Hunter: I knew influence was important, but I just didn't realize how important. So if I had it all over again and I wanted to grow my company even faster, I probably would have went to my target area and found the influencers and the people in the communities that knew people that really had a lot of influence. And I would even offer them a chance to invest in my company, even if it was a small amount, because influence is king. And we're in a relationship business, a people business, so why not start with some people that have great influence? No. 2, I would have started sooner with a best practice organization, and would have saved a lot of headaches. Having proven processes and systems in place right off the bat would have saved me so many headaches and probably shaved a couple years off of what it took to grow my company. I didn't start really getting into best practices until 2012. To give you an idea of what that meant financially, between 2006 and 2012 I went from zero to right around $2 million. Then after implementing best practices, my business grew from $2 million to $10 million between 2012 and 2018.

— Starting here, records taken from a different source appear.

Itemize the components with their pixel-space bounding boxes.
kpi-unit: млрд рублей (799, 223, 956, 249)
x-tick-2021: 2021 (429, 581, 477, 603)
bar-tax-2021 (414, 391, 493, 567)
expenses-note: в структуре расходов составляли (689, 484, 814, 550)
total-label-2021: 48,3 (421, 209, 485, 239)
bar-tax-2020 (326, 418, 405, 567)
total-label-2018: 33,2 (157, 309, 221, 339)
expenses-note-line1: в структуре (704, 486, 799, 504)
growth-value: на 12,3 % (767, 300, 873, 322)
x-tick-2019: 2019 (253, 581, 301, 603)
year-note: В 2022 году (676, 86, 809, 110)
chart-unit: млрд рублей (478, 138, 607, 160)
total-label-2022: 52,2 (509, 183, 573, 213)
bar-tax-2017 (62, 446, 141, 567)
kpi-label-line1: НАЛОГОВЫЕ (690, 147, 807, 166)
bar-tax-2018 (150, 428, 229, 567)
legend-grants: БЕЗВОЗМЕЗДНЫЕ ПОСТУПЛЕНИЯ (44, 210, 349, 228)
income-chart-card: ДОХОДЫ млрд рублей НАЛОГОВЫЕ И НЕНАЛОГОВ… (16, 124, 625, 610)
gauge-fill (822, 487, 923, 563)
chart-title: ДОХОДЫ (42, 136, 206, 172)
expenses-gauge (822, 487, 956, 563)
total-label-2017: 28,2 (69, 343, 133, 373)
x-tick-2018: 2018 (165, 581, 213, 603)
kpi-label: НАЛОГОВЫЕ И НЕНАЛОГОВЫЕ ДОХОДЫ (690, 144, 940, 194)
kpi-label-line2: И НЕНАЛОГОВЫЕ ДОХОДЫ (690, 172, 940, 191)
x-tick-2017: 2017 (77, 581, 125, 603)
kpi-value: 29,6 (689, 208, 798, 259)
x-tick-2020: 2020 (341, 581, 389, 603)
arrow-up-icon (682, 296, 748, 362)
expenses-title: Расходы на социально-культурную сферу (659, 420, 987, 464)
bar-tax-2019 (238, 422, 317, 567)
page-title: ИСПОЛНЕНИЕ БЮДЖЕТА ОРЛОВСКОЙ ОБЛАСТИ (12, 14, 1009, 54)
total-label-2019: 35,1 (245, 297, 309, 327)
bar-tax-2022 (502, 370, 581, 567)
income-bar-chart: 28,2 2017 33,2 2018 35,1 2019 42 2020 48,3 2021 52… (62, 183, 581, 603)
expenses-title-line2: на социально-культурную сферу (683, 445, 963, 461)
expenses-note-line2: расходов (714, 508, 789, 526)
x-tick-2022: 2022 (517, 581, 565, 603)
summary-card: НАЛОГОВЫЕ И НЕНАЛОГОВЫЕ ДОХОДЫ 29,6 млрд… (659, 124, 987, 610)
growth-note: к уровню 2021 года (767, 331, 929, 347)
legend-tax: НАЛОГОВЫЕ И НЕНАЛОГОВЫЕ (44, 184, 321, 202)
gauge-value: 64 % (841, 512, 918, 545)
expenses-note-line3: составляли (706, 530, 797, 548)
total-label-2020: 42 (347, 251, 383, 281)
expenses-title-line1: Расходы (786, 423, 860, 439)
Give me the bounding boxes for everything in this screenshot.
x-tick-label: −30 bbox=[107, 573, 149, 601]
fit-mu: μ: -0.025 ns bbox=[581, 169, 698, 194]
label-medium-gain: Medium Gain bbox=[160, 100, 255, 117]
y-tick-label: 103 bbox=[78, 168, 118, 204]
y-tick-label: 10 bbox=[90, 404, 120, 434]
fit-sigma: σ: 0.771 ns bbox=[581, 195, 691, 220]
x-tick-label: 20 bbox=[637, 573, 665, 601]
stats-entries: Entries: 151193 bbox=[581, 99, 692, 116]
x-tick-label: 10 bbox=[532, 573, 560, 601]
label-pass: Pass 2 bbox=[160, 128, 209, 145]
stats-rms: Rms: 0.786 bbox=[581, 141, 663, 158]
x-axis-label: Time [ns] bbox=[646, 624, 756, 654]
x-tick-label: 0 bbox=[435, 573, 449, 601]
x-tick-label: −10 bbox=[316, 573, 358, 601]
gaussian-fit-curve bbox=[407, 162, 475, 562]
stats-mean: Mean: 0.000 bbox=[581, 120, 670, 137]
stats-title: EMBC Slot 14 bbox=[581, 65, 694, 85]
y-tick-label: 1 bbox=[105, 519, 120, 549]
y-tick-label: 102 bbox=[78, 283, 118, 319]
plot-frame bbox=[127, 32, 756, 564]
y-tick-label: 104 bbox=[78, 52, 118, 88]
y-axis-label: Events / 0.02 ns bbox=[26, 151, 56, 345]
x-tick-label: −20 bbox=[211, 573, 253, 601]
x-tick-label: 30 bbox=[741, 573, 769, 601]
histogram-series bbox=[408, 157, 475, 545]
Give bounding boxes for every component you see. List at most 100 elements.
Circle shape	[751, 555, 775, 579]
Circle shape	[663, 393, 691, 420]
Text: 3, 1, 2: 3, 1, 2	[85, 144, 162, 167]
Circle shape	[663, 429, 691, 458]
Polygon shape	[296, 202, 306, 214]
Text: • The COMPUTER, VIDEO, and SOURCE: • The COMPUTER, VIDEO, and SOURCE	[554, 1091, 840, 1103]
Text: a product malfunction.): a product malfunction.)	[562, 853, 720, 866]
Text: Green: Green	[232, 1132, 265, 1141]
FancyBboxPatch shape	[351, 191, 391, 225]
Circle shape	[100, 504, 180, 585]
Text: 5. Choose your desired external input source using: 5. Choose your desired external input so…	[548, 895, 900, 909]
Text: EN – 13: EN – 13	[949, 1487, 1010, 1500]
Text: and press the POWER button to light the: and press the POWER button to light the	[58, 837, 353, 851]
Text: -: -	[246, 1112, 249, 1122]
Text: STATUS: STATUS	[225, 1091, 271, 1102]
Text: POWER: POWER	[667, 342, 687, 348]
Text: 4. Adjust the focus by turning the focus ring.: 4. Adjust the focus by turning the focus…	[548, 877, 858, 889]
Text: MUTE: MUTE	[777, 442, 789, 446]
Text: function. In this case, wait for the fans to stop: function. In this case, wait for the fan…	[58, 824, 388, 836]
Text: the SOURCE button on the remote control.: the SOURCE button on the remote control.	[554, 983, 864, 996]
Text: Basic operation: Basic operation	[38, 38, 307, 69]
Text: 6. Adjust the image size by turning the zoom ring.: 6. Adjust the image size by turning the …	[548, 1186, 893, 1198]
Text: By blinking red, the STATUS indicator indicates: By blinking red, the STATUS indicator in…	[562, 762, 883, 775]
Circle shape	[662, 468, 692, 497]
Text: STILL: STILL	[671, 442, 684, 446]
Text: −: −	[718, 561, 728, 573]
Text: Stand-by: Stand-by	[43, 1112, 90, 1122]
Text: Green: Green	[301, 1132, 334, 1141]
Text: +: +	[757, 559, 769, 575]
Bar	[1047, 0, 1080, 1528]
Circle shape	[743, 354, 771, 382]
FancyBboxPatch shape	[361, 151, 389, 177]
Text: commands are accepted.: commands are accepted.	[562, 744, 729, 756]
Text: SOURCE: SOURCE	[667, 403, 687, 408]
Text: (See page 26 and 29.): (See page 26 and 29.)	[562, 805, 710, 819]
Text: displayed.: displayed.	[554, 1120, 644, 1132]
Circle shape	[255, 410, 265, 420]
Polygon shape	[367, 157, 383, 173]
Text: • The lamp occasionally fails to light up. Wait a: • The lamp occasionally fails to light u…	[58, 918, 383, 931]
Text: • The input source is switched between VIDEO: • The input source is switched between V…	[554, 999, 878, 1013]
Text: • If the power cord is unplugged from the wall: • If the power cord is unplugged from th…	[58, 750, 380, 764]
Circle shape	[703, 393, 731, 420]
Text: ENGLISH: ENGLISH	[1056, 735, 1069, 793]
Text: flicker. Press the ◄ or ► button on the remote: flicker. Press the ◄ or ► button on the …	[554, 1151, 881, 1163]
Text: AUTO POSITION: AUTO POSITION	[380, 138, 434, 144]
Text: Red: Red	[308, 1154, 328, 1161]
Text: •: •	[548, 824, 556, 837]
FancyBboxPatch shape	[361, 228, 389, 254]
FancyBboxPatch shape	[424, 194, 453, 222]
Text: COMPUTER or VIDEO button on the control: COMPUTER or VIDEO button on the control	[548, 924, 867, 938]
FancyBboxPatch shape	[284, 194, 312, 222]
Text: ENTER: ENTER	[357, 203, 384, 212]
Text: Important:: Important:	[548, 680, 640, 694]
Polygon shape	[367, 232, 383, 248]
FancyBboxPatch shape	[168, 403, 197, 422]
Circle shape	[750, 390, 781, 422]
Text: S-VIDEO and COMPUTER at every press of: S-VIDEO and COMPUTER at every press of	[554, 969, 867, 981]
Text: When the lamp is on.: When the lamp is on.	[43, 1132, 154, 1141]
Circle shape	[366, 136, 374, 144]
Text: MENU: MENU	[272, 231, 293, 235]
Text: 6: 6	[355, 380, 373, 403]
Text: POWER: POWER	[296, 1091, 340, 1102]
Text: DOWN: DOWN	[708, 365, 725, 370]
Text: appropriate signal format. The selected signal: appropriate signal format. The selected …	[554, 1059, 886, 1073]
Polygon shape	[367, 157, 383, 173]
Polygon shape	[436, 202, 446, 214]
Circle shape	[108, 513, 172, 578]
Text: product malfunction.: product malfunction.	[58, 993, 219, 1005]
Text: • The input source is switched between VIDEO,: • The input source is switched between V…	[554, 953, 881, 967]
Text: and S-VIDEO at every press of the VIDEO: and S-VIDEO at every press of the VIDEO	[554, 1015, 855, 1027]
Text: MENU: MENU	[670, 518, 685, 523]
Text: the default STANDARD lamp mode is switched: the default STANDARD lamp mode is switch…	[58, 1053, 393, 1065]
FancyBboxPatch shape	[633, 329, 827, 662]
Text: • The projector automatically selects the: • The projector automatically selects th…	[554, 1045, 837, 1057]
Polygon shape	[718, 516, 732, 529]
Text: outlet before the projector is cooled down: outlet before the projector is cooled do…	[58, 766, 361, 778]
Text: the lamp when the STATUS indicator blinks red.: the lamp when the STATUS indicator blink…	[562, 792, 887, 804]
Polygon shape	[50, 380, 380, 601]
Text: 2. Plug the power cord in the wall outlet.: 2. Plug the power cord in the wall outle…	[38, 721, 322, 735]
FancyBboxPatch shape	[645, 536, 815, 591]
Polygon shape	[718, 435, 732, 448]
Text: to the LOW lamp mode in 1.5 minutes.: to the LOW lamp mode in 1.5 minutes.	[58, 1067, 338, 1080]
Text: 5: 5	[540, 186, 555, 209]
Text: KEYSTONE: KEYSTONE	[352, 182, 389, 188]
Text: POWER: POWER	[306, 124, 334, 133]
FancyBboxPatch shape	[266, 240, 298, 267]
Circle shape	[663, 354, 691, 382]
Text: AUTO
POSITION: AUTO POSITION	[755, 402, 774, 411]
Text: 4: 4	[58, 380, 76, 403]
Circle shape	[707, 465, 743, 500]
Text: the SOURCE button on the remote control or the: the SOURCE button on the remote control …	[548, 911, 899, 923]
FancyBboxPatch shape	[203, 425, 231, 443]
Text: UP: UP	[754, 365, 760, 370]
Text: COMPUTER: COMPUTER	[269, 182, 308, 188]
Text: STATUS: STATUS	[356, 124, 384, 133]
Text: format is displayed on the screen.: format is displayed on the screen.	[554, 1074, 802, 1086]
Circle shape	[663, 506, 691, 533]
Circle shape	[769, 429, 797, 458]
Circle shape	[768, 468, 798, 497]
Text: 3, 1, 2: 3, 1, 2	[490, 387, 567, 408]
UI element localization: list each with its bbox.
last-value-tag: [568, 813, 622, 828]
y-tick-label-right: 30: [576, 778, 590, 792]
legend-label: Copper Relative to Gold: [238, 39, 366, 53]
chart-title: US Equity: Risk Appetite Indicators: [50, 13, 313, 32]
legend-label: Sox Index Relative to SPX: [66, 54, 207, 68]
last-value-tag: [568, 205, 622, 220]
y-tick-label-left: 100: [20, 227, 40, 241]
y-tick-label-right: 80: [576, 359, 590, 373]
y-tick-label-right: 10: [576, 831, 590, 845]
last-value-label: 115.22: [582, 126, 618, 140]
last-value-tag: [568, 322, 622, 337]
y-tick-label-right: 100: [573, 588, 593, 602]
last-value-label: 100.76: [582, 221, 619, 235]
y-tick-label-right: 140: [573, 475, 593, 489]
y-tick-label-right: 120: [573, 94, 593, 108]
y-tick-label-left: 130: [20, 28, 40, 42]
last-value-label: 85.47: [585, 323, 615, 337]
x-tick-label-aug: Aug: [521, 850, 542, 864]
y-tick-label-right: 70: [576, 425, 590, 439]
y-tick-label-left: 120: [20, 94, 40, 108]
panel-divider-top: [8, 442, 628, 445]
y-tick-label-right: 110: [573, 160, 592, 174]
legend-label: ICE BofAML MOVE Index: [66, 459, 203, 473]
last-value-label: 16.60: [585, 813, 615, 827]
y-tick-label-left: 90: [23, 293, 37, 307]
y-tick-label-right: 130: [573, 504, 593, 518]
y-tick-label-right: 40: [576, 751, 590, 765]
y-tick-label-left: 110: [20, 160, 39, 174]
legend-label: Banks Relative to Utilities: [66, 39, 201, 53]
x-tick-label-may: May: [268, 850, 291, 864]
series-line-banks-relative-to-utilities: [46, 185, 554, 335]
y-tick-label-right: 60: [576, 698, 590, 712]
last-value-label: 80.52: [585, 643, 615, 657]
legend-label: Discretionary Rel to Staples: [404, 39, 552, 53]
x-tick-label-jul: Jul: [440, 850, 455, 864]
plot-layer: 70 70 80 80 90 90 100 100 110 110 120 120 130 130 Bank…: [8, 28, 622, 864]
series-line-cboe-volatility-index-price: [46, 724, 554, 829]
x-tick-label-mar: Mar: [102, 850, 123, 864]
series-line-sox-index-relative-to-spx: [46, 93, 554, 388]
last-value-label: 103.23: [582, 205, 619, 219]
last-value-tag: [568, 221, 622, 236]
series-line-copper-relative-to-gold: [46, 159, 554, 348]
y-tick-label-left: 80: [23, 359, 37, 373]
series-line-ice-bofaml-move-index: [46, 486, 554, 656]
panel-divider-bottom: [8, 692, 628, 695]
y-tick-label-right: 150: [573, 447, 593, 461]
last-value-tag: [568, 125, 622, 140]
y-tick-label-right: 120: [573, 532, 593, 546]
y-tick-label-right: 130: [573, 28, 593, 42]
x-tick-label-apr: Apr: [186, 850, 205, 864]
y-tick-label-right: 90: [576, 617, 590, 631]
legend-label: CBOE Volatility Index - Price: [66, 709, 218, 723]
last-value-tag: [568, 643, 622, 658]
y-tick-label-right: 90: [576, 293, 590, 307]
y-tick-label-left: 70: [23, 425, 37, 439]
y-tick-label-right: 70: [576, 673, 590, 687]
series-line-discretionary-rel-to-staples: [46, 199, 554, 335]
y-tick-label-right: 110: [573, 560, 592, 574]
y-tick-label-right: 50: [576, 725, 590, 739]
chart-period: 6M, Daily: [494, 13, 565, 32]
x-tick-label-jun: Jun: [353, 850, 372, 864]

The other thing is I would have invested much more time into myself and my understanding of financials. When I started, I had no clue about financials. I was great at customer service, but I didn't know anything about numbers, benchmarks, KPIs, cash flow statements, or profit and loss. I just knew how to serve people, and that was it. I probably would have also looked closer at buying an established company instead of starting from scratch. I'm seeing so many other people do this now, and it's like getting a huge head start.
The ACHR News: What other advice you would give to those HVC technicians out there that are working on their career path and maybe considering ownership?
Hunter: Count the cost, because this journey is not for everyone. So many people think that because they're good at their craft that they need to go start their own company, but here's what happens. You're really good at your craft, then you go start your own company, and next thing you know, your role has nothing to do with your craft. Your career goes from being a great technician solving one problem at a time, to all of a sudden having to manage things like billing, marketing, payroll, people, processes, software, rent, human resources; and before you know it, you spend the majority of your time doing nothing that was really like why you started in HVAC in the first place. So count the cost.
My second piece of advice hinges on investing in yourself. You can't give what you don't have. I had to give up a lot of things that I enjoyed, like television, to make the time to become a better business person. You're going to have to give up to go up.
The ACHR News: Turning back to your new career at ServiceTitan, how does the company help owners be successful?
Hunter: ServiceTitan has made the process of leading a fast-growing company possible without having to compromise and miss out on things that are important outside of the business, like family. I began using ServiceTitan while I still owned my business, and instead of having to go back to the office to access software for numbers and data, I had the freedom to stay on top of my business from my phone. I was no longer tied to the office and could now go on vacations or to ball games and spend more time with my family. This was just one tool, and this team I am on is here to help contractors leverage all of the company's tools for success whether they are just starting out or have been in business for years.